MADISON, Wis. (AP) - A Syrian family who reunited after suing President Donald Trump over his travel bans is now settling into life in Wisconsin.
Ahmad, 32, and his wife, Iman, spoke to The Associated Press at their lawyer’s office last week through a translator. They requested that only their first names be used to protect family members still in danger in Aleppo, Syria.
“I feel like I’m dreaming because an impossible thing became possible,” Iman, 25, said of their reunion and new Madison apartment with views of trees, squirrels and children on their way to school. “Waking up in Wisconsin made me regain my feeling of being safe. … Waking up in Aleppo was a nightmare.”
Iman and the couple’s 3-year-old daughter had been living in hiding in an apartment regularly shaken by bombings and hit by gunfire. Iman said now their daughter is enjoying trips to Chuck E. Cheese’s, going on walks without hearing gunshots and time with her father after not seeing him for three years.
Ahmad, who according to his lawsuit was imprisoned and tortured by opposing military factions in Syria, came to Wisconsin in 2014 and received asylum status two years later. After Trump issued a January executive order banning travel from seven predominantly Muslim countries, including Syria, lawyers from two law firms - Pines Bach in Madison and Holwell Shuster and Goldberg in New York - suggested that Ahmad file a lawsuit alleging the ban stalled his petitions to bring his wife and daughter to join him.
One of his attorneys, Vincent Levy, said that after U.S. District Judge William Conley barred Trump from imposing the ban on the family, the federal government expedited the family’s visa interviews, leading to a cheerful reunion in a crowded terminal of Chicago’s O’Hare Airport.
Spokeswomen for the U.S. Department of Justice and U.S. Customs and Immigration Services declined to comment on what prompted the action. Trump said the ban and its subsequent replacement, which remains largely blocked by courts, were meant to prevent foreign terrorists from entering the country. Iman said it prevented innocent victims from escaping dangerous conditions like those in Syria.
Ahmad, whose mother and several other relatives also live in Madison, said he’d been consumed by worry as conditions deteriorated in Aleppo.
“Every morning when I woke up, I had fears I’d get a phone call with bad news that I lost one of them, similar to the call I got when my son was killed,” he said.
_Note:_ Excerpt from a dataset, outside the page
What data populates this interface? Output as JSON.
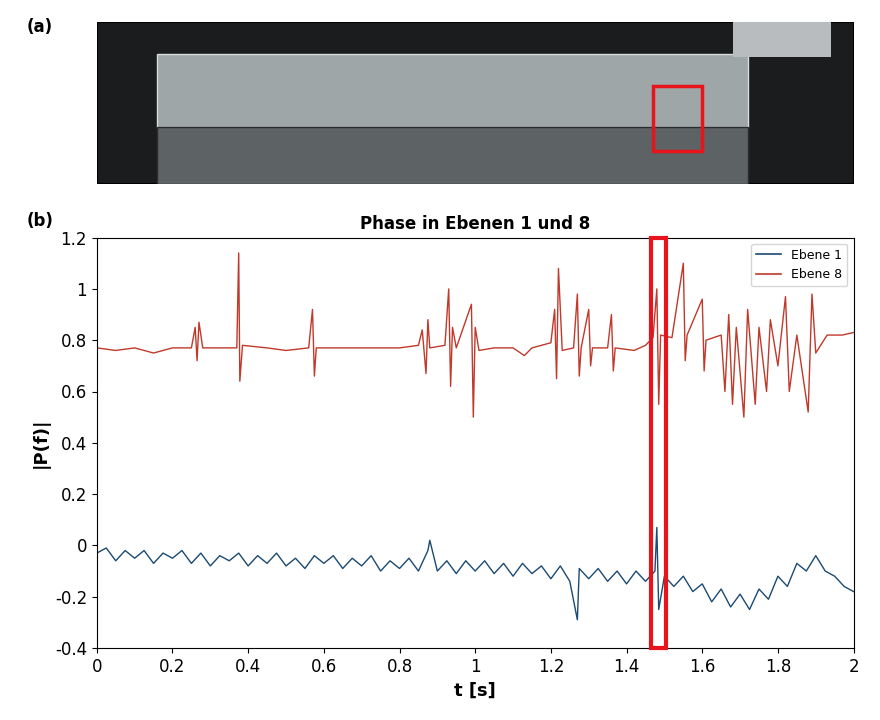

The couple’s son died in 2015 at age 3 after their building was hit by artillery fire and he fell three stories trying to escape.
“I don’t like talking about him,” Iman said through tears. “It brings back too much.”
Iman had never traveled outside of Syria before embarking on the grueling, weeks-long journey last month that took her through Lebanon to Jordan and onto the U.S., which was all the more complicated traveling alone with an active 3-year-old.
As the couple spoke, their daughter happily crawled from one parent’s lap to the other’s, taking a break to play with Arabic counting blocks on the floor and playing a Syrian game with her mother that involves darting out of the way as Iman pretends to be a fly buzzing toward her.
Ahmad, who managed his father’s sporting goods business in Syria before it was destroyed in the civil war, worked as a chef at the now-closed Palmyra Mediterranean Grill in downtown Madison before becoming a delivery driver.
When asked about their worries now, Ahmad and Iman looked at each other and smiled.
“Everything is wiped out,” Iman said. “As long as I’m with Ahmad, I’m fine.”